Friday, January 05, 2007

Role of the Architect


Being in a multi-disciplinary project group invariably calls into question the levels of participation of each team member (who necessarily represent their professional training). The dynamics of the working relationships are interesting to address, with each member bringing the baggage of his field of expertise and putting it on the table.

While the team has just been formed (and thus the specific responsibilities remain vague), I've had the opportunity to interact with a film student, a computer-science major and researchers in mobile sensing technologies. In my five years of architectural education, this is indeed the first time that this has happened. I have never done an architectural design project that involved any contributor other than myself (or other architecture-trained students, for that matter), and this therefore represents a rather new experience. (It also means that the "architect ego quotient" within the group is therefore very low!)

Within the past month, the exposure that I have been given, in terms of contact made with firms and organisations which deal with technology, community, grant-endowment, and so on, is one that is refreshing and highly relevant in the career of an architect. Indeed, the architect (or the architect-to-be, in my case) has to see himself as a cog in a gear, or even a cog in a larger series of gears. This has become especially apparent in the in-group meetings that REMAP has had - the success of the park (from its conceptualisation to eventual realisation) can only be effected through careful participation and employment of relevant talent, skill and technology from every participant.

Naturally, there is a flipside to it - the level of architectural and urban discourse within the team remains, for now, low. I foresee having to argue with myself on many design- and architecture-specific decisions for the interactive park. Yet, the views of the team members who are not in the same field might be highly useful. This runs in parallel with my perception of the Remapping LA project as a convergence of a series of bottom-up and participatory actions, needs and wants, rather than a dictatorial 'masterplanner' pre-empting a design which the community may reject.

There is, however, a fine line to draw between prescribing a design and having a community design the interactive park in a completely democratic manner. Indeed, in drawing back to the previous post on the individual and the multitude, the challenge is to design something that caters to all, even if it means having to compromise some interests.

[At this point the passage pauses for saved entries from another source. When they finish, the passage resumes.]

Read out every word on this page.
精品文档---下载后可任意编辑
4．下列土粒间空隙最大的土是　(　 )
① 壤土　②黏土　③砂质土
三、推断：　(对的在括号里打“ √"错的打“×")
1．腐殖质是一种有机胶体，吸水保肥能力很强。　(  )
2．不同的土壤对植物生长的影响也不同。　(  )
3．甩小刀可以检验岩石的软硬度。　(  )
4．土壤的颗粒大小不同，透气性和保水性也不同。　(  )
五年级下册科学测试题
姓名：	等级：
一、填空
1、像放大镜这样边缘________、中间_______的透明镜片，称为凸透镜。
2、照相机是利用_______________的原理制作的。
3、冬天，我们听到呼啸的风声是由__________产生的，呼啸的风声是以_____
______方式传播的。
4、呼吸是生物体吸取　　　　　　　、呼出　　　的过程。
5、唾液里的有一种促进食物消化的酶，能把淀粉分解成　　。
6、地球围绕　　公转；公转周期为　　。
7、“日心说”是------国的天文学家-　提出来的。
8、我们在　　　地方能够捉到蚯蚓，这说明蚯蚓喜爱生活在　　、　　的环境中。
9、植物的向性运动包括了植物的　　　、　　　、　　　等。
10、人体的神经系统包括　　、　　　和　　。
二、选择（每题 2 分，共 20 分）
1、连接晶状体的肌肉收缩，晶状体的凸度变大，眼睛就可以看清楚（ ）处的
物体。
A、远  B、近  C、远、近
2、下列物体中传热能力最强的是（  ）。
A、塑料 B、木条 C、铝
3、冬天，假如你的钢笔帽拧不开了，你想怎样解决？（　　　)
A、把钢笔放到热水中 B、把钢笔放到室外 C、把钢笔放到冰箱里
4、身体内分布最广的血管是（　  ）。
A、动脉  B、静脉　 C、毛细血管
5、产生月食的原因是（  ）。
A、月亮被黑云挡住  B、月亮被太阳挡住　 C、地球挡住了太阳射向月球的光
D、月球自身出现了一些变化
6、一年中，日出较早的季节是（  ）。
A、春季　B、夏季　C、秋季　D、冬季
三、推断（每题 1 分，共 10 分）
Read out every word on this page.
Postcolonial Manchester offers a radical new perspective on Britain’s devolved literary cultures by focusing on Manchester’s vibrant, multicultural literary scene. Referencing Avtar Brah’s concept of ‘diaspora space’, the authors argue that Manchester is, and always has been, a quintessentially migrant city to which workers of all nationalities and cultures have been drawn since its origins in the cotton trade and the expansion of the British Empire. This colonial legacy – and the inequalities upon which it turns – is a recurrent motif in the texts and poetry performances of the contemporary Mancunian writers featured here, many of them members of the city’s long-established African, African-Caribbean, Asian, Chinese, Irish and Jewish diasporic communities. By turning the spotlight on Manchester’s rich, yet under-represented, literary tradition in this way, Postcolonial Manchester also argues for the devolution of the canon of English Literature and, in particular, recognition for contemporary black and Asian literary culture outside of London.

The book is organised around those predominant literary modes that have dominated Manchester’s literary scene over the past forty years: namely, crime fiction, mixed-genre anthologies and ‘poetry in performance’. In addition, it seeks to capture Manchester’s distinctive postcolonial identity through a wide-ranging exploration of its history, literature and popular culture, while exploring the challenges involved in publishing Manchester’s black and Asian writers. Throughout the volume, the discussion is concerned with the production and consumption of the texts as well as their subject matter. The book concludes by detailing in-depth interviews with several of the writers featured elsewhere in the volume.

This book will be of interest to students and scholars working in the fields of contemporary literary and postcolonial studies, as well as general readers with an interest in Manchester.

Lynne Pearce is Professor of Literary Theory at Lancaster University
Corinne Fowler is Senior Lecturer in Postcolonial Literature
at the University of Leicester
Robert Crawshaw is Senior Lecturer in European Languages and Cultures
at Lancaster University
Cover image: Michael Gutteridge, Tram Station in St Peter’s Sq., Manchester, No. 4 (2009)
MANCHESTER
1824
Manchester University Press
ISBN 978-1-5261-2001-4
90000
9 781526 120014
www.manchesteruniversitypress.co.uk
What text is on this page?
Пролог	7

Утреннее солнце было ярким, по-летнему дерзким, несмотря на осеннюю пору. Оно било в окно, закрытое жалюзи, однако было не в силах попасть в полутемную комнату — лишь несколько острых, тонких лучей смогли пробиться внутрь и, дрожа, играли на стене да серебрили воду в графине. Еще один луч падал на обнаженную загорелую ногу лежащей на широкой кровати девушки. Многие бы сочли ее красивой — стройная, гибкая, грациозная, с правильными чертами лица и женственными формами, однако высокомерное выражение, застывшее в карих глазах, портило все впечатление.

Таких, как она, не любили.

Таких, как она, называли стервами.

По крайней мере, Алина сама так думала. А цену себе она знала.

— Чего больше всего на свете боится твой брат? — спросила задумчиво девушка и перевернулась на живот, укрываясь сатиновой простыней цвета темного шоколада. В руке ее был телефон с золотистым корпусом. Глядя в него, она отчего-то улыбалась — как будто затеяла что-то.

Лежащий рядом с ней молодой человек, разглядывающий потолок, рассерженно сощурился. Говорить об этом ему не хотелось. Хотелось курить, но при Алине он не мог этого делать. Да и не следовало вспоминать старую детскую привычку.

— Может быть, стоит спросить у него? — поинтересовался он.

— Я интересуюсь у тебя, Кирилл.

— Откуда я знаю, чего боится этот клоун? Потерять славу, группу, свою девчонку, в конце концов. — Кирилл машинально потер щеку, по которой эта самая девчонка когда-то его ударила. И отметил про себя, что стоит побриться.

A balance has to be stricken somewhere.

Perhaps, at the very same point that I have to strike a balance between being a 'masterplanner' (at least in the urban / spatial sense) or a mere participant in the Remapping LA team.

Added on 17 Jan:

On another note, after the discussions with REMAP and WDI R&D, it amuses me at how idiosyncratic each individual profession tends to be, and how these idiosyncrasies manifest in the ideas that are laid out on the table. The ideas from the WDI R&D members would almost always involve physical objects - a physical installation, a running cart accompanied by music, or the like. The media artists would shun from anything that would leave a physical imprint on the park; the computer scientists would be more interested in the network topologies that would facilitate content collection/distribution...

All this, naturally, adds to very engaging discussions, and it is indeed interesting to look through the eyes of the various professionals.